Eric Lee Micro 351 Lab Biochemical Test of Microorganisms Lab Report Introduction Biochemical test are used

to differentiate between different microorganisms. Microorganisms are fastidious and respire all many different ways. The purpose of these experiments is to understand and to compare the biochemical activities for taxonomic purposes. In experiment 22, the purpose of the experiment was to understand the function of microbial extracellular enzymes. In addition to understanding this, the secondary purpose was to determine which microorganism has the ability to excrete hydrolytic extracellular enzymes. In experiment 23, the purpose of the experiment was to understand the difference between cellular respiration and fermentative respiration. In addition to understanding this, the secondary purpose was to determine which microorganism has the ability to degrade and ferment carbohydrates with the production of acid and gas. In experiment 24, the purpose of the experiment was to be able to differentiate microorganisms within Enterobacteriaceae. In addition to being able to differentiate microorganisms, the secondary purpose was to distinguish Enterobacteriaceae and other groups of intestinal bacilli. In experiment 25, the purpose of the experiment was an extension of the previous experiment. The extension of this previous experiment was achieved by using the IMViC test. In experiment 27, the purpose of the experiment was to be able to determine which microorganisms have the ability to degrade urea by means of the enzyme urease. In experiment 28, the purpose of the experiment was to be able to determine which microorganisms enzymatically transform different milk substrates into varied metabolic end products.
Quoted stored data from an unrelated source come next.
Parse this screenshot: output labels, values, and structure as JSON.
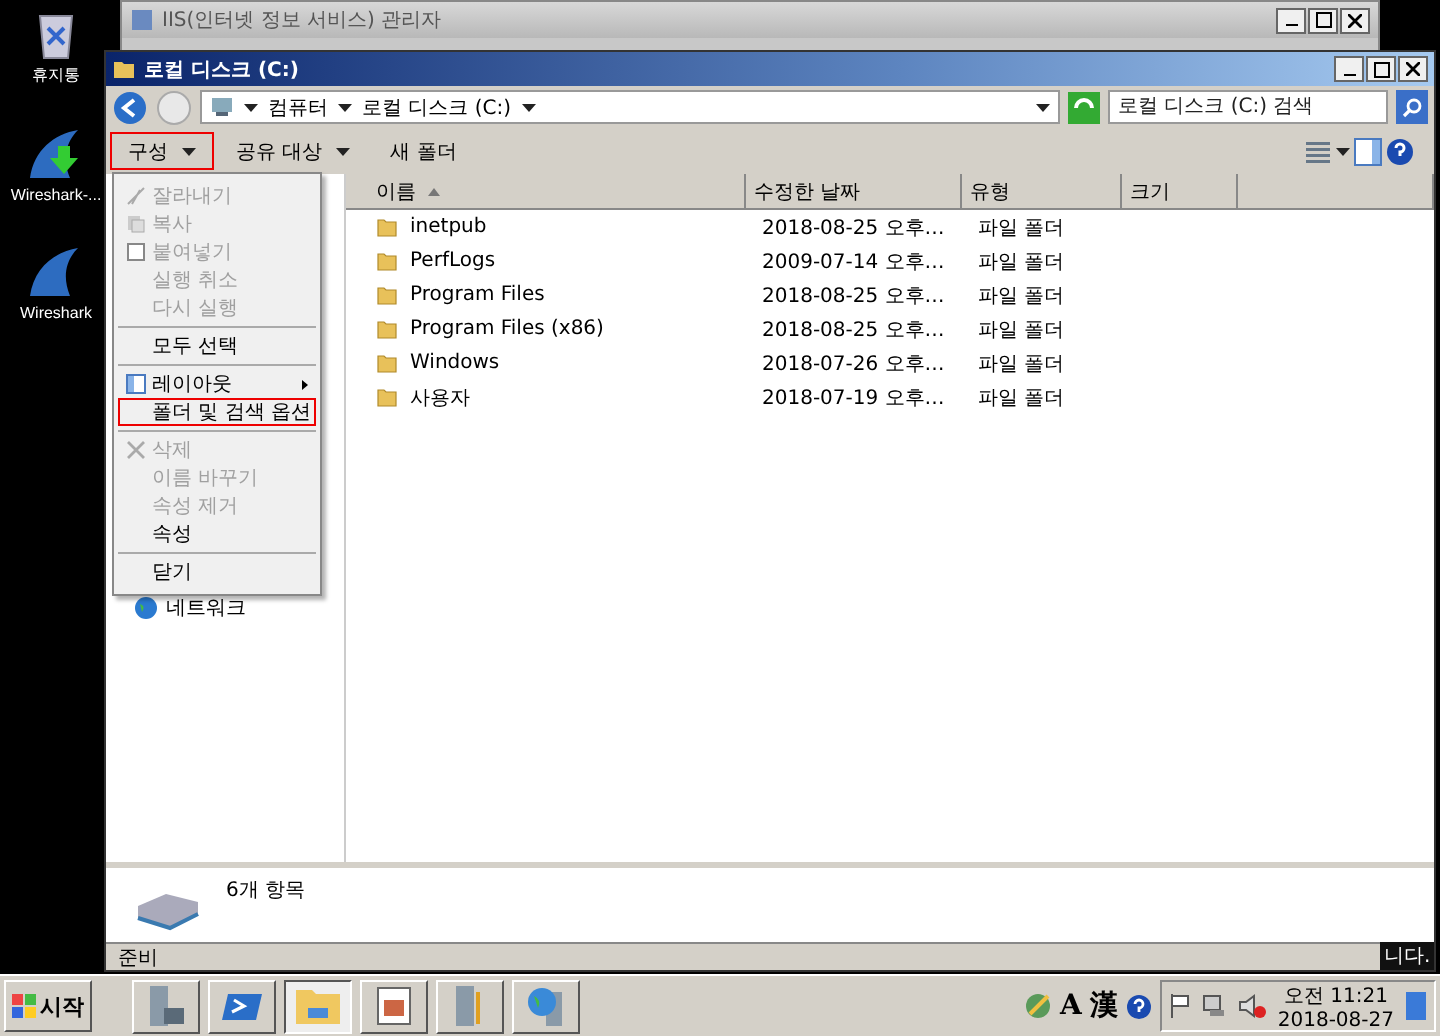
{
  "desktop": {
    "icons": [
      {
        "label": "휴지통",
        "kind": "trash"
      },
      {
        "label": "Wireshark-...",
        "kind": "download"
      },
      {
        "label": "Wireshark",
        "kind": "fin"
      }
    ]
  },
  "background_window": {
    "title": "IIS(인터넷 정보 서비스) 관리자",
    "status_text": "니다."
  },
  "window": {
    "title": "로컬 디스크 (C:)"
  },
  "address": {
    "crumbs": [
      "컴퓨터",
      "로컬 디스크 (C:)"
    ]
  },
  "search": {
    "placeholder": "로컬 디스크 (C:) 검색"
  },
  "toolbar": [
    {
      "label": "구성",
      "dropdown": true,
      "outlined": true
    },
    {
      "label": "공유 대상",
      "dropdown": true,
      "outlined": false
    },
    {
      "label": "새 폴더",
      "dropdown": false,
      "outlined": false
    }
  ],
  "menu": {
    "groups": [
      [
        {
          "label": "잘라내기",
          "kind": "cut",
          "disabled": true,
          "submenu": false,
          "outlined": false
        },
        {
          "label": "복사",
          "kind": "copy",
          "disabled": true,
          "submenu": false,
          "outlined": false
        },
        {
          "label": "붙여넣기",
          "kind": "paste",
          "disabled": true,
          "submenu": false,
          "outlined": false
        },
        {
          "label": "실행 취소",
          "kind": "plain",
          "disabled": true,
          "submenu": false,
          "outlined": false
        },
        {
          "label": "다시 실행",
          "kind": "plain",
          "disabled": true,
          "submenu": false,
          "outlined": false
        }
      ],
      [
        {
          "label": "모두 선택",
          "kind": "plain",
          "disabled": false,
          "submenu": false,
          "outlined": false
        }
      ],
      [
        {
          "label": "레이아웃",
          "kind": "layout",
          "disabled": false,
          "submenu": true,
          "outlined": false
        },
        {
          "label": "폴더 및 검색 옵션",
          "kind": "plain",
          "disabled": false,
          "submenu": false,
          "outlined": true
        }
      ],
      [
        {
          "label": "삭제",
          "kind": "delete",
          "disabled": true,
          "submenu": false,
          "outlined": false
        },
        {
          "label": "이름 바꾸기",
          "kind": "plain",
          "disabled": true,
          "submenu": false,
          "outlined": false
        },
        {
          "label": "속성 제거",
          "kind": "plain",
          "disabled": true,
          "submenu": false,
          "outlined": false
        },
        {
          "label": "속성",
          "kind": "plain",
          "disabled": false,
          "submenu": false,
          "outlined": false
        }
      ],
      [
        {
          "label": "닫기",
          "kind": "plain",
          "disabled": false,
          "submenu": false,
          "outlined": false
        }
      ]
    ]
  },
  "nav": {
    "items": [
      {
        "label": "네트워크"
      }
    ]
  },
  "table": {
    "columns": [
      {
        "label": "이름",
        "sorted": true
      },
      {
        "label": "수정한 날짜",
        "sorted": false
      },
      {
        "label": "유형",
        "sorted": false
      },
      {
        "label": "크기",
        "sorted": false
      }
    ],
    "rows": [
      {
        "name": "inetpub",
        "modified": "2018-08-25 오후…",
        "type": "파일 폴더"
      },
      {
        "name": "PerfLogs",
        "modified": "2009-07-14 오후…",
        "type": "파일 폴더"
      },
      {
        "name": "Program Files",
        "modified": "2018-08-25 오후…",
        "type": "파일 폴더"
      },
      {
        "name": "Program Files (x86)",
        "modified": "2018-08-25 오후…",
        "type": "파일 폴더"
      },
      {
        "name": "Windows",
        "modified": "2018-07-26 오후…",
        "type": "파일 폴더"
      },
      {
        "name": "사용자",
        "modified": "2018-07-19 오후…",
        "type": "파일 폴더"
      }
    ]
  },
  "details": {
    "text": "6개 항목"
  },
  "status_bar": "준비",
  "taskbar": {
    "start": "시작",
    "apps": [
      {
        "kind": "server",
        "selected": false
      },
      {
        "kind": "terminal",
        "selected": false
      },
      {
        "kind": "folder",
        "selected": true
      },
      {
        "kind": "window",
        "selected": false
      },
      {
        "kind": "tools",
        "selected": false
      },
      {
        "kind": "globe",
        "selected": false
      }
    ],
    "ime": [
      "A",
      "漢"
    ],
    "time": "오전 11:21",
    "date": "2018-08-27"
  }
}
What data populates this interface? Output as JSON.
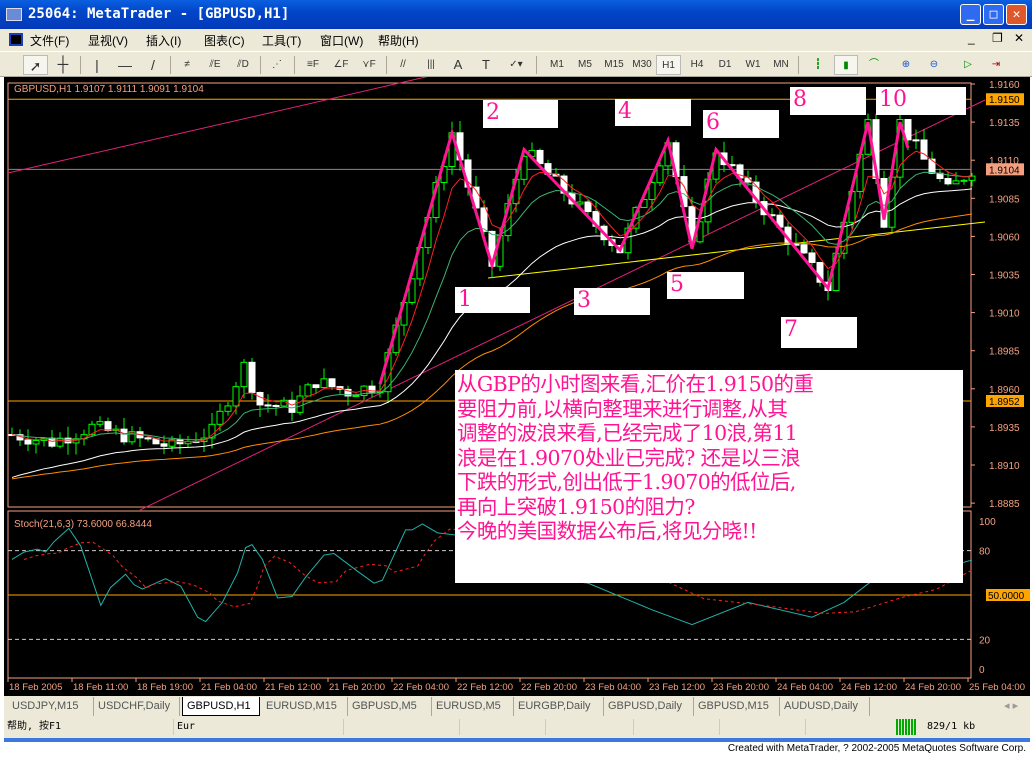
{
  "window": {
    "title": "25064: MetaTrader - [GBPUSD,H1]",
    "minimize": "_",
    "maximize": "□",
    "close": "✕"
  },
  "menu": [
    "文件(F)",
    "显视(V)",
    "插入(I)",
    "图表(C)",
    "工具(T)",
    "窗口(W)",
    "帮助(H)"
  ],
  "timeframes": [
    "M1",
    "M5",
    "M15",
    "M30",
    "H1",
    "H4",
    "D1",
    "W1",
    "MN"
  ],
  "active_timeframe": "H1",
  "chart": {
    "header": "GBPUSD,H1  1.9107 1.9111 1.9091 1.9104",
    "price_ticks": [
      "1.9160",
      "1.9135",
      "1.9110",
      "1.9085",
      "1.9060",
      "1.9035",
      "1.9010",
      "1.8985",
      "1.8960",
      "1.8935",
      "1.8910",
      "1.8885"
    ],
    "price_markers": [
      {
        "label": "1.9150",
        "color": "#ffa500"
      },
      {
        "label": "1.9104",
        "color": "#f4a080"
      },
      {
        "label": "1.8952",
        "color": "#ffa500"
      }
    ],
    "time_ticks": [
      "18 Feb 2005",
      "18 Feb 11:00",
      "18 Feb 19:00",
      "21 Feb 04:00",
      "21 Feb 12:00",
      "21 Feb 20:00",
      "22 Feb 04:00",
      "22 Feb 12:00",
      "22 Feb 20:00",
      "23 Feb 04:00",
      "23 Feb 12:00",
      "23 Feb 20:00",
      "24 Feb 04:00",
      "24 Feb 12:00",
      "24 Feb 20:00",
      "25 Feb 04:00"
    ],
    "wave_labels": [
      "1",
      "2",
      "3",
      "4",
      "5",
      "6",
      "7",
      "8",
      "10"
    ],
    "note": "从GBP的小时图来看,汇价在1.9150的重\n要阻力前,以横向整理来进行调整,从其\n调整的波浪来看,已经完成了10浪,第11\n浪是在1.9070处业已完成? 还是以三浪\n下跌的形式,创出低于1.9070的低位后,\n再向上突破1.9150的阻力?\n今晚的美国数据公布后,将见分晓!!",
    "stoch_header": "Stoch(21,6,3) 73.6000 66.8444",
    "stoch_ticks": [
      "100",
      "80",
      "50.0000",
      "20",
      "0"
    ]
  },
  "chart_data": {
    "type": "candlestick",
    "symbol": "GBPUSD",
    "timeframe": "H1",
    "ylim": [
      1.8885,
      1.916
    ],
    "price_path": [
      [
        0,
        1.893
      ],
      [
        5,
        1.8925
      ],
      [
        10,
        1.8935
      ],
      [
        15,
        1.8928
      ],
      [
        20,
        1.8922
      ],
      [
        25,
        1.8932
      ],
      [
        29,
        1.8975
      ],
      [
        31,
        1.895
      ],
      [
        35,
        1.8948
      ],
      [
        38,
        1.8965
      ],
      [
        42,
        1.8958
      ],
      [
        46,
        1.8963
      ],
      [
        55,
        1.9128
      ],
      [
        60,
        1.9041
      ],
      [
        64,
        1.9117
      ],
      [
        76,
        1.9051
      ],
      [
        82,
        1.9123
      ],
      [
        85,
        1.9052
      ],
      [
        88,
        1.9117
      ],
      [
        102,
        1.9026
      ],
      [
        107,
        1.9135
      ],
      [
        109,
        1.9071
      ],
      [
        111,
        1.9135
      ],
      [
        114,
        1.911
      ],
      [
        117,
        1.909
      ],
      [
        120,
        1.9104
      ]
    ],
    "wave_pivots": [
      [
        46,
        1.8963
      ],
      [
        55,
        1.9128
      ],
      [
        60,
        1.9041
      ],
      [
        64,
        1.9117
      ],
      [
        76,
        1.9051
      ],
      [
        82,
        1.9123
      ],
      [
        85,
        1.9052
      ],
      [
        88,
        1.9117
      ],
      [
        102,
        1.9026
      ],
      [
        107,
        1.9135
      ],
      [
        109,
        1.9071
      ],
      [
        111,
        1.9135
      ],
      [
        112,
        1.9118
      ]
    ],
    "levels": [
      1.915,
      1.9104,
      1.8952
    ],
    "stoch_k": [
      [
        0,
        74
      ],
      [
        1.5,
        79
      ],
      [
        3.2,
        81
      ],
      [
        4.2,
        79
      ],
      [
        5.25,
        86
      ],
      [
        7.1,
        95
      ],
      [
        8.6,
        83
      ],
      [
        11.1,
        43
      ],
      [
        12.3,
        55
      ],
      [
        14.2,
        64
      ],
      [
        15.25,
        57
      ],
      [
        16.3,
        54
      ],
      [
        19.2,
        61
      ],
      [
        21.1,
        56
      ],
      [
        23.2,
        35
      ],
      [
        24.2,
        32
      ],
      [
        26.3,
        45
      ],
      [
        28.2,
        65
      ],
      [
        29.2,
        82
      ],
      [
        30,
        84
      ],
      [
        31.3,
        74
      ],
      [
        33.2,
        48
      ],
      [
        35,
        49
      ],
      [
        36.7,
        62
      ],
      [
        39,
        77
      ],
      [
        40.25,
        78
      ],
      [
        43.2,
        66
      ],
      [
        45.25,
        58
      ],
      [
        46.3,
        60
      ],
      [
        49.2,
        94
      ],
      [
        50,
        94
      ],
      [
        51.3,
        98
      ],
      [
        53.2,
        92
      ],
      [
        56.3,
        90
      ],
      [
        60,
        80
      ],
      [
        66,
        62
      ],
      [
        72,
        58
      ],
      [
        80,
        40
      ],
      [
        85,
        30
      ],
      [
        92,
        45
      ],
      [
        100,
        35
      ],
      [
        104,
        45
      ],
      [
        110,
        70
      ],
      [
        114,
        65
      ],
      [
        120,
        73.6
      ]
    ],
    "stoch_d_last": 66.8444,
    "stoch_levels": [
      80,
      50,
      20
    ]
  },
  "tabs": [
    "USDJPY,M15",
    "USDCHF,Daily",
    "GBPUSD,H1",
    "EURUSD,M15",
    "GBPUSD,M5",
    "EURUSD,M5",
    "EURGBP,Daily",
    "GBPUSD,Daily",
    "GBPUSD,M15",
    "AUDUSD,Daily"
  ],
  "active_tab": "GBPUSD,H1",
  "status": {
    "help": "帮助, 按F1",
    "profile": "Eur",
    "traffic": "829/1 kb"
  },
  "footer": "Created with MetaTrader, ? 2002-2005 MetaQuotes Software Corp."
}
In experiment 29, the purpose of the experiment was to be able to determine which microorganism had the ability to reduce nitrates to nitrites. In experiment 30, the purpose of the experiment was to be able to determine which microorganism had the ability to degrade hydrogen peroxide by producing the enzyme catalase. In experiment 31, the purpose of the experiment was to be able to distinguish among groups of bacteria through experimental testing that tested for cytochrome oxidase activity. In experiment 32, the purpose of the experiment was to be able to differentiate microorganisms by observing which has the ability to enzymatically degrade amino acid substrates.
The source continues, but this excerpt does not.